Thiophene was originally discovered as an impurity of benzene. Indigo was mixed with sulfuric acid and crude benzene to form a blue dye, which was early thought to be a reaction of benzene, until the German chemist Victor Meyer isolated thiophene and discovered the existence of this heterocyclic compound. Thiophene occurs naturally in petroleum, coal tar and shale oil, and can be present in petroleum at levels up to several percent.
Thiophene is similar to benzene in that both are aromatic. One of the 2 pairs of lone electrons of its sulfur atom is conjugated to 2 double bonds, forming an off-domain π-bond. Thiophene is only slightly less aromatic than benzene and more stable than furan and pyrrole, due to the longer C-S bond length, which eases the ring tension. The hydrogen at the 2-position of thiophene is also readily substituted with metals, yielding derivatives such as mercury and sodium. The thiophene ring system is stable to oxidizing agents, for example, oxidation of alkyl-substituted thiophene can form thiophene carboxylic acids. Reduction of thiophene with sodium metal in liquid ammonia and methanol solutions yields dihydrothiophene, as well as certain ring-opening compounds.
The types of thiophene can be mainly divided into α-thiophene derivatives (including α-chloromethylthiophene, thiophene-α-acetic acid, etc.), and β-thiophene derivatives (including β-thiophene formaldehyde, β-methylthiophene, etc.).
α-Thiophene derivatives are widely used in the synthesis of pharmaceuticals, pesticides, dyes, chemical reagents, polymer additives, etc.

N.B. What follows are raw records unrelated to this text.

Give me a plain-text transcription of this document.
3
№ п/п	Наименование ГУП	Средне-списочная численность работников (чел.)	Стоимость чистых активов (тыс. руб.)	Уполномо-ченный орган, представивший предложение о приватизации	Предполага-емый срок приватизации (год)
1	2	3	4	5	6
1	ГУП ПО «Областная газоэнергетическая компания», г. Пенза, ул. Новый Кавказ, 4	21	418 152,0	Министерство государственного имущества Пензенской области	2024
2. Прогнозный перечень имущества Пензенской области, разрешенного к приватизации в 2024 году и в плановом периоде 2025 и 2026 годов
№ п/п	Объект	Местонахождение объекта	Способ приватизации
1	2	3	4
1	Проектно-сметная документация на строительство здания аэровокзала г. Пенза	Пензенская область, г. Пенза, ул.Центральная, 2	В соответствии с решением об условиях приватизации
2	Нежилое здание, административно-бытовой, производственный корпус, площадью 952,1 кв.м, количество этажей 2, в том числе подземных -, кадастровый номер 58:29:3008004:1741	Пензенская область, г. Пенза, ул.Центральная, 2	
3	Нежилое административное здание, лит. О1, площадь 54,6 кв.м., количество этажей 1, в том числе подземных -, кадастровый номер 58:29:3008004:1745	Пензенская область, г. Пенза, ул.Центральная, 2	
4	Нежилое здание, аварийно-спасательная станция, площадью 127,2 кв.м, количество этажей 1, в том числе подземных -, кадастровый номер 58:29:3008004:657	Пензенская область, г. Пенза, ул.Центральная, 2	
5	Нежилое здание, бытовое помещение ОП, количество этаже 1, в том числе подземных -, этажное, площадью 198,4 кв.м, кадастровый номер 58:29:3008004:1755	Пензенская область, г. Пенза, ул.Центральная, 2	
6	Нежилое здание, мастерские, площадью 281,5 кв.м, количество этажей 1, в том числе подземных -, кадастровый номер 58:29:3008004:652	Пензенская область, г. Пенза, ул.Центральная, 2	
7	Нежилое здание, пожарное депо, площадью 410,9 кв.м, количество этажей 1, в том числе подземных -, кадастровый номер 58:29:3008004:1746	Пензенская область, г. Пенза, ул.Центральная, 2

For example, antibiotics with thiophene ring have better efficacy than their phenyl congeners. Some new anti-inflammatory and analgesic drugs, such as sulforaphane, tibulonic acid, thiophanic acid and more than 10 other effective anti-inflammatory and analgesic drugs are all derivatives of thiophene. Thiophene derivatives can also be used to synthesize hundreds of drugs such as the anthelmintic thienopyridine, the anticholinergic cyclohexanemethanol, and the diuretic azothiamides. Generally, thiophene-α-acetic acid is mainly used in the synthesis of more than 20 kinds of antimicrobials such as Pioneerin I, Pioneerin II, Cefoxitin, etc. It is also used in the synthesis of many pharmaceutical products such as cardiovascular drugs, lipid-lowering drugs, anti-ulcer drugs, platelet agglutination inhibitors, cardiovascular diastolic drugs, 5-lipoxygenase inhibitors, etc.
β-thiophene derivatives, like a-thiophene derivatives, are mainly used in drug synthesis and play an important role in the development of new drugs due to their specific activity. In recent years, many new drugs containing β-thiophene derivatives have been marketed as potent drugs with novel structures, such as the latest series of antibiotic drugs, which contain β-thiophene derivatives. For example, Lornoxicam, synthesized from β-chlorothiophene-2-carboxylic acid, is one of the best anti-inflammatory and analgesic drugs in the world today.